28th July, Siddipet
The way I spiral into chaos in magnificent.
Or maybe, I don't spiral. For spiral is too much of a harsh word, too much turbulence. Perhaps the only correct word to describe this is 'sink'. I sink into chaos. Calm chaos. I imagine myself as a mosquito, waiting for a chink in the mosquito net, to slip through, to find fresh blood. This bloodthirst will eventually lead to me being extinct. Being fully aware of that, I hope to be crushed by a pretty hand, and not overconsumption of the blood which I've sunk myself in
Everything is scary when you have things at stake. We don't jaywalk on the roads. Is it because of the laws against jaywalking? I presume not. It is simply because we are scared of death as we have our lives at stake. The more I am scared, the more I have at stake, I realise. And the more homeward bound 1 get. Except that, home has only given me monotony that I fear. I belong to that very special class of imbeciles that did not think until it was too late and never had the time or the humility to swallow their ego and step down. And so will I not.
The way this river takes me in is magnificent.
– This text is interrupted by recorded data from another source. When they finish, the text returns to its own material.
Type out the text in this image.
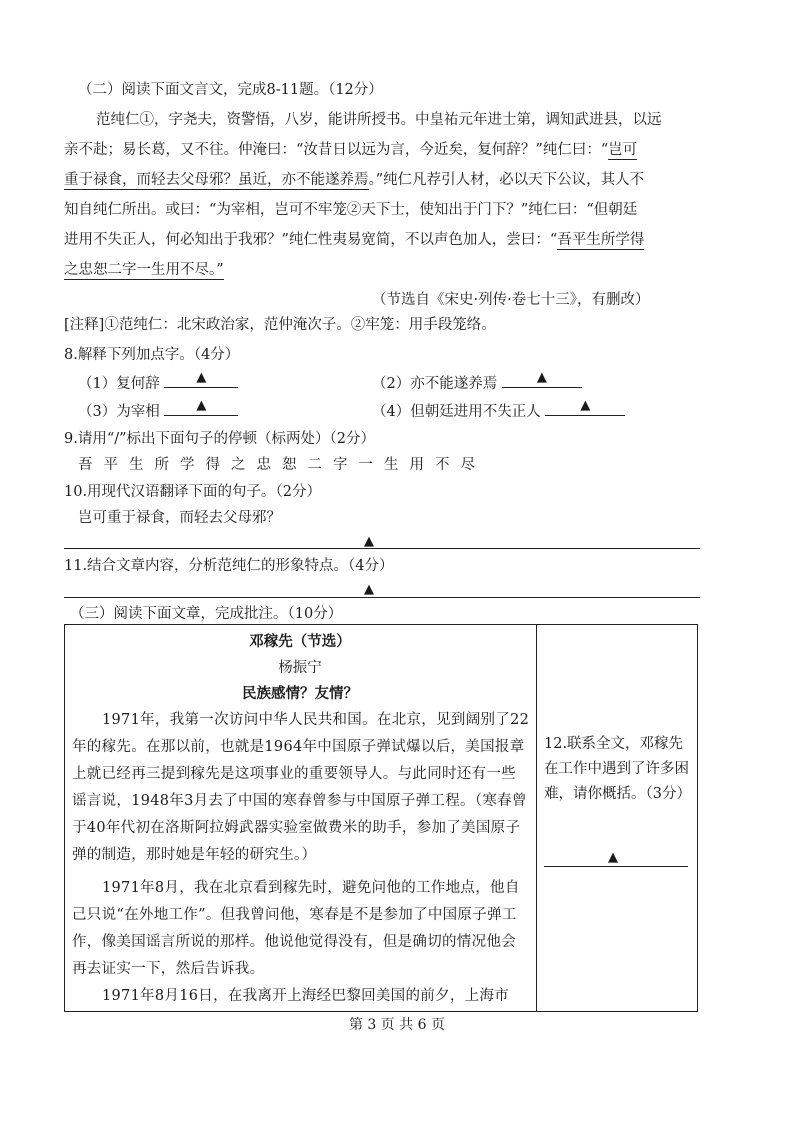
（二）阅读下面文言文，完成8-11题。（12分）
范纯仁①，字尧夫，资警悟，八岁，能讲所授书。中皇祐元年进士第，调知武进县，以远
亲不赴；易长葛，又不往。仲淹曰：“汝昔日以远为言，今近矣，复何辞？”纯仁曰：“岂可
重于禄食，而轻去父母邪？虽近，亦不能遂养焉。”纯仁凡荐引人材，必以天下公议，其人不
知自纯仁所出。或曰：“为宰相，岂可不牢笼②天下士，使知出于门下？”纯仁曰：“但朝廷
进用不失正人，何必知出于我邪？”纯仁性夷易宽简，不以声色加人，尝曰：“吾平生所学得
之忠恕二字一生用不尽。”
（节选自《宋史·列传·卷七十三》，有删改）
[注释]①范纯仁：北宋政治家，范仲淹次子。②牢笼：用手段笼络。
8.解释下列加点字。（4分）
（1）复何辞	▲	（2）亦不能遂养焉	▲
（3）为宰相	▲	（4）但朝廷进用不失正人	▲
9.请用“/”标出下面句子的停顿（标两处）（2分）
吾平生所学得之忠恕二字一生用不尽
10.用现代汉语翻译下面的句子。（2分）
岂可重于禄食，而轻去父母邪？
▲
11.结合文章内容，分析范纯仁的形象特点。（4分）
▲
（三）阅读下面文章，完成批注。（10分）
邓稼先（节选）
杨振宁
民族感情？友情？
1971年，我第一次访问中华人民共和国。在北京，见到阔别了22年的稼先。在那以前，也就是1964年中国原子弹试爆以后，美国报章上就已经再三提到稼先是这项事业的重要领导人。与此同时还有一些谣言说，1948年3月去了中国的寒春曾参与中国原子弹工程。（寒春曾于40年代初在洛斯阿拉姆武器实验室做费米的助手，参加了美国原子弹的制造，那时她是年轻的研究生。）
1971年8月，我在北京看到稼先时，避免问他的工作地点，他自己只说“在外地工作”。但我曾问他，寒春是不是参加了中国原子弹工作，像美国谣言所说的那样。他说他觉得没有，但是确切的情况他会再去证实一下，然后告诉我。
1971年8月16日，在我离开上海经巴黎回美国的前夕，上海市
12.联系全文，邓稼先在工作中遇到了许多困难，请你概括。（3分）
▲
第 3 页 共 6 页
I've always believed there exist a different world under the surface of the rivers. Not a world of objects, but one of events. Objects are not true there. Only events are. Objects morph into each other before one can fathom their shape or function and events stay etched in the history that is written nowhere. And in that nowhere, there is a somewhere that keeps record of the number of times my lips touched the surface of this river. I drank from the river as much as I wanted, and only from its surface. For when I went to the bottom, all I did was gasp for breath. Or maybe that is a lie. Just an excuse to not go to the bottom of the river. For the world at the bottom of the river houses all those events that I try to avoid. All those memories that I've tried to bury. All those memories that I've tried to forget. And I, in the first place do not know how they managed to get to the bottom of the river.
Sometimes I try to watch dolphins. Couples from my city, and loners like Rivo, generally frequent the ghats of north Kolkata. My refuge was a ghat at Belur. Away from the din of the city. A ghat where I wanted it to rain forever. I wanted it to rain forever, rain so hard that there were no people left on the ghat, leaving me with the quiet room at the edge of the ghat, with the river coming up through the steps to kiss me. Does the river even miss me?
The way this revolution takes me in is magnificent.
Everything gets a purpose, a sense of community. Not the sense that you belong somewhere but the sense that you've always belonged somewhere, to begin with. A place that has always been your home, a life that has always been yours, people that have always been a family, and roads that were schools for your education. It is now that I feel for the river the way it flows through everywhere to meet the sea, with so many branches like open arms, so many colours, so much mud. And yet, no home. And I realise now, maybe home is not even an object, but rather a collection of events. And familiarity is just that sequences of events waiting to happen. Even harmful events contribute to this. If it cannot help me figure out which my home, it can definitely help me figure out which is not.
Our party office is like any other. The usual murals. The usual portraits on the walls. The usual white half-sleeved shirts. The usual plastered smiles. The usual, "Yes kaamred, no kaamred". The usual chatter of a new cell, new units in universities. The usual struggles to grab a new cadre out of the postmodernist waves. The usual infighting. The usual death of peasants. It is just scary, how fast we adjust to loss. How fiercely we come back, like grass. How crazily we learn to love, sitting atop ruins.
Also, this puts me in situations that I never thought id be in my life. You don't love people in airconditioned rooms. When you're on the roof of a primary school in Siddipet, within one week of coming to Hyderabad, and there's nothing more than the bare sky to keep you company at night, with people you barely know, you wake up every twenty minutes to check if a text has arrived from a known number. It is how I've learnt love. It is how you cheat your aura of obnoxious self-confidence
The way I love her is magnificent.
I love the brown of her breasts. Yes, there are a million things else, but this comes spontaneously, without thought. The next time I meet her, I wish to bury my face into the softness her chest. I want to feel the brown of her breasts on my cheeks. The tanginess of her mouth. The smoke of her eyes. The smell of her neck. The smallness of her feet. Every bit of her, I want to devour. Almost that a prophecy has been made, like a six-hour long reel of me just violating all that is precious in my life.
She moves like the hibiscus leaves did in my mom's balcony. Every afternoon that rained, the potted palm, the white hibiscus and the red, the jasmine and the aparajita, all swayed like they were meeting a lost lover. She, in particular, feels like the wild red hibiscus, not only because it was the most beautiful, but because it was the oldest and had survived immense cold, and extreme summers. So it is tough, just like her. Just magnificent, in every sense.
I use to like the government quarters at salt lake, with their naked balconies and apartments that lacked maintainance. And she is like so. Beaten down, but feels like home.